Why Warts Sometimes Come Back
Clearing visible warts doesn’t eliminate HPV from your body. The virus can linger in skin cells surrounding the treated area, and warts may reappear weeks or months after treatment, particularly in the first three months. This isn’t a sign that treatment failed. It means the virus reactivated in nearby tissue. Recurrences are more common in people with weakened immune systems.
Over time, most people’s immune systems suppress HPV on their own. For many, recurrences become less frequent and eventually stop. If warts keep returning despite standard treatments, your provider may try a different approach or combine methods.
What Not to Use on Genital Warts
Over-the-counter wart removers sold at pharmacies (the kind containing salicylic acid or freeze-off kits) are designed only for common warts on hands and feet. They should never be applied to genital or anal areas. The skin in these regions is much thinner and more sensitive, and OTC products can cause chemical burns, scarring, and significant pain. Genital warts always require either a prescription medication or professional treatment.
You should also avoid using home remedies like duct tape, apple cider vinegar, or tea tree oil on genital warts. These lack evidence for this specific use, and some can cause irritation or delay effective treatment.
Treatment During Pregnancy
Pregnancy changes which treatments are safe. Podofilox, podophyllin resin, and sinecatechins ointment should not be used during pregnancy. Imiquimod appears to pose low risk but is generally avoided until more safety data are available.
Genital warts can grow faster and become more fragile during pregnancy due to hormonal and immune changes. Physical removal through cryotherapy, TCA, or surgical excision can still be considered, but providers often find that clearance is incomplete until after delivery. In most cases, warts that grew during pregnancy shrink or resolve on their own in the months following birth.
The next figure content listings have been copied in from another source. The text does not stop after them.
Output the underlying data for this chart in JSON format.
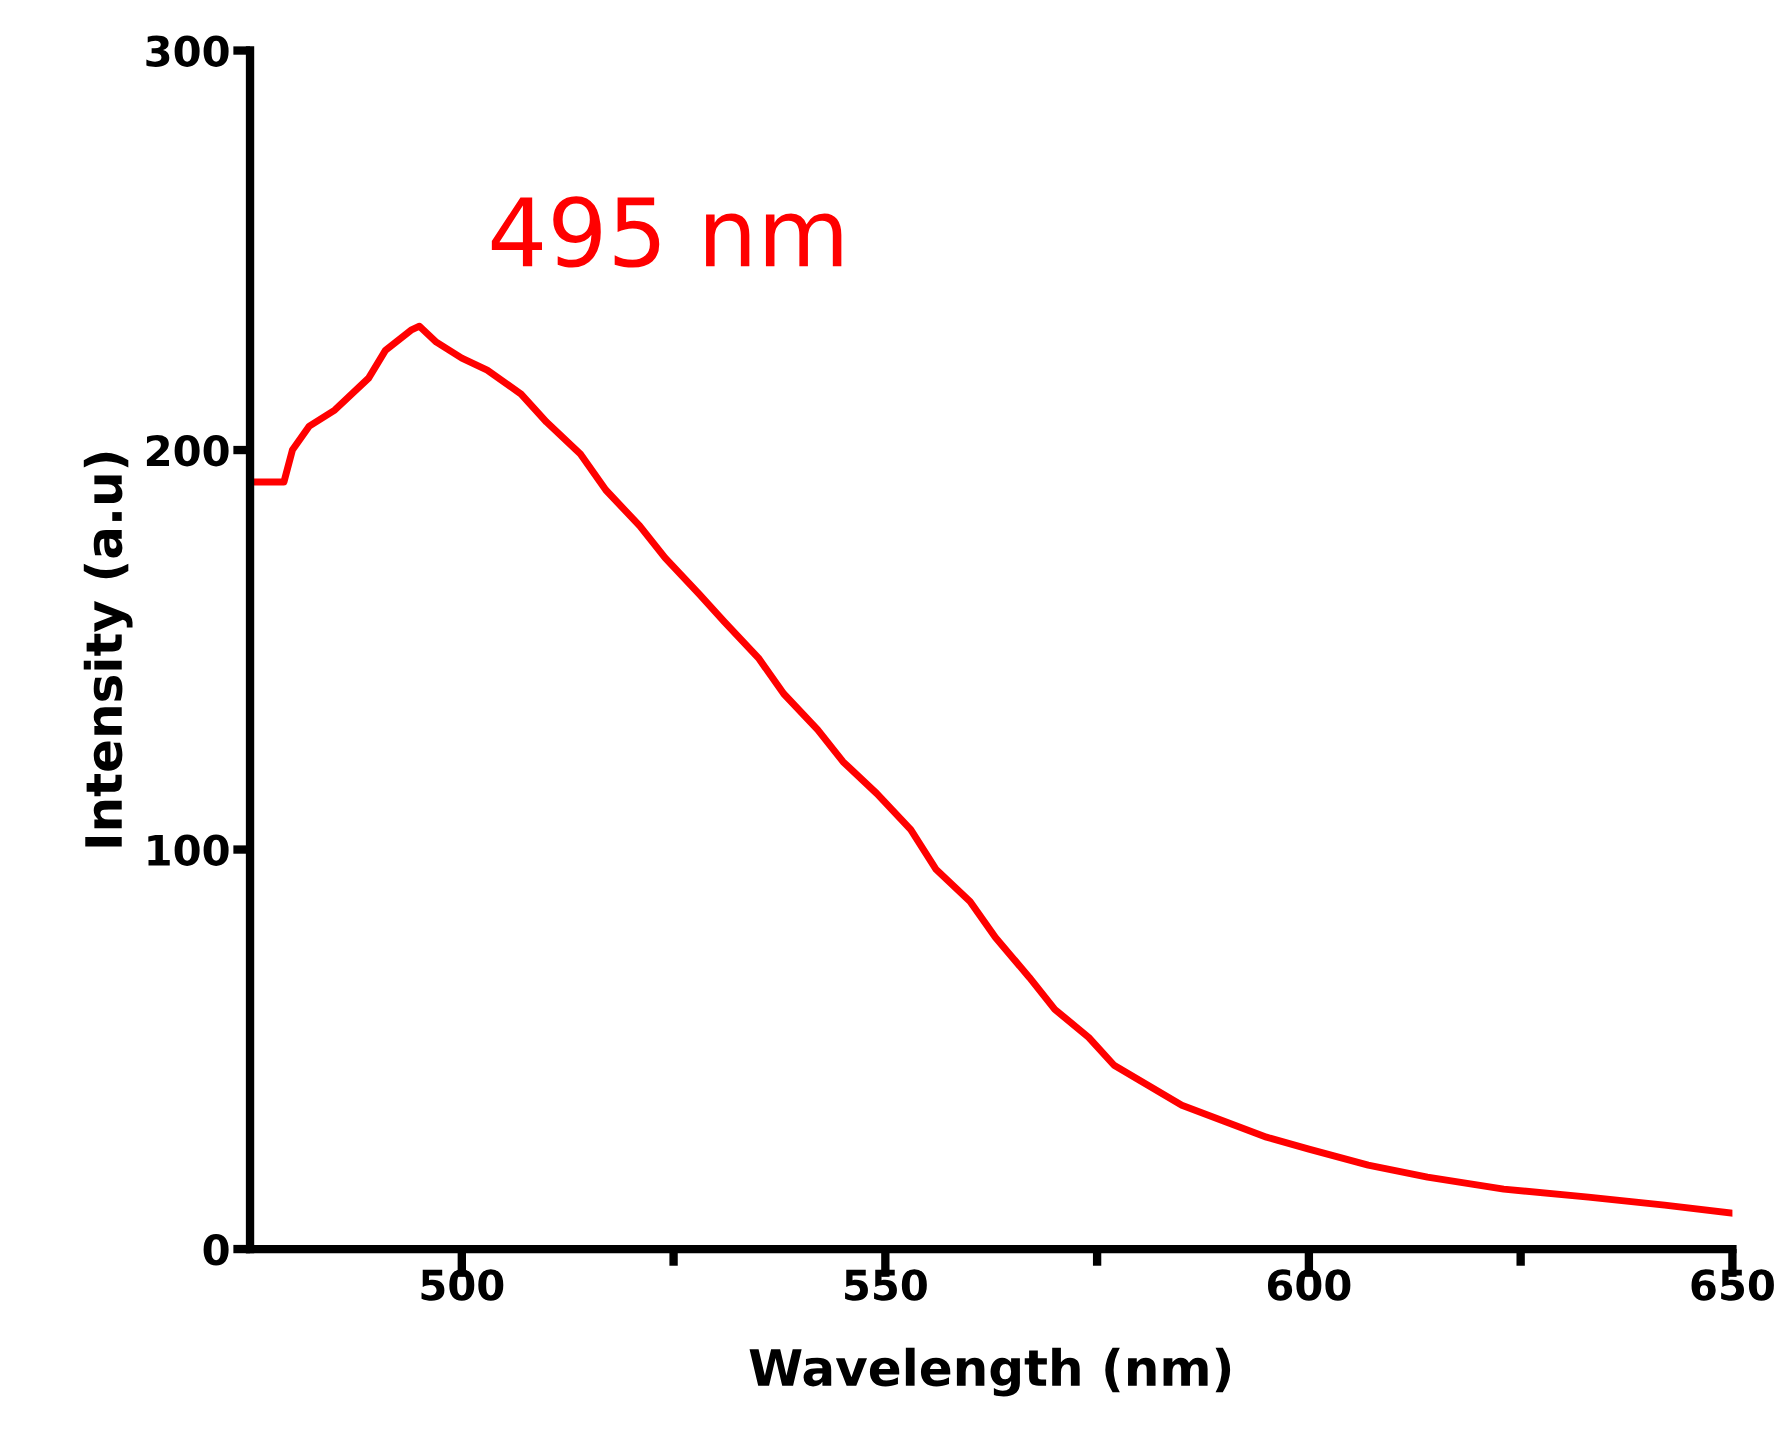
{
  "chart_data": {
    "type": "line",
    "xlabel": "Wavelength (nm)",
    "ylabel": "Intensity (a.u)",
    "annotations": [
      "495 nm"
    ],
    "xlim": [
      475,
      650
    ],
    "ylim": [
      0,
      300
    ],
    "xticks": [
      500,
      {
        "value": 525,
        "label": null
      },
      550,
      {
        "value": 575,
        "label": null
      },
      600,
      {
        "value": 625,
        "label": null
      },
      650
    ],
    "yticks": [
      0,
      100,
      200,
      300
    ],
    "grid": false,
    "legend": false,
    "marker": "none",
    "line_style": "solid",
    "series": [
      {
        "color": "#ff0000",
        "x": [
          475,
          479,
          480,
          482,
          485,
          489,
          491,
          494,
          495,
          497,
          500,
          503,
          507,
          510,
          514,
          517,
          521,
          524,
          528,
          531,
          535,
          538,
          542,
          545,
          549,
          553,
          556,
          560,
          563,
          567,
          570,
          574,
          577,
          581,
          585,
          590,
          595,
          600,
          607,
          614,
          623,
          633,
          642,
          650
        ],
        "values": [
          192,
          192,
          200,
          206,
          210,
          218,
          225,
          230,
          231,
          227,
          223,
          220,
          214,
          207,
          199,
          190,
          181,
          173,
          164,
          157,
          148,
          139,
          130,
          122,
          114,
          105,
          95,
          87,
          78,
          68,
          60,
          53,
          46,
          41,
          36,
          32,
          28,
          25,
          21,
          18,
          15,
          13,
          11,
          9
        ]
      }
    ]
  }
}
Choosing the Right Approach
Your provider will typically consider a few factors when recommending a treatment plan. Small, scattered warts often respond well to at-home topical treatments, which give you more control over the process. Larger or clustered warts tend to respond better to in-office procedures that remove them in one or two sessions. For people who prefer fewer office visits, a topical prescription is a reasonable starting point. For people who want faster visible results, cryotherapy or excision may be more satisfying.
Combination approaches are also common. Your provider might freeze larger warts in the office and prescribe a topical cream for smaller surrounding ones. If one method doesn’t produce results after a full treatment course, switching to a different one often works. There’s no single “best” treatment, and most people go through some trial and adjustment before finding what works for their situation.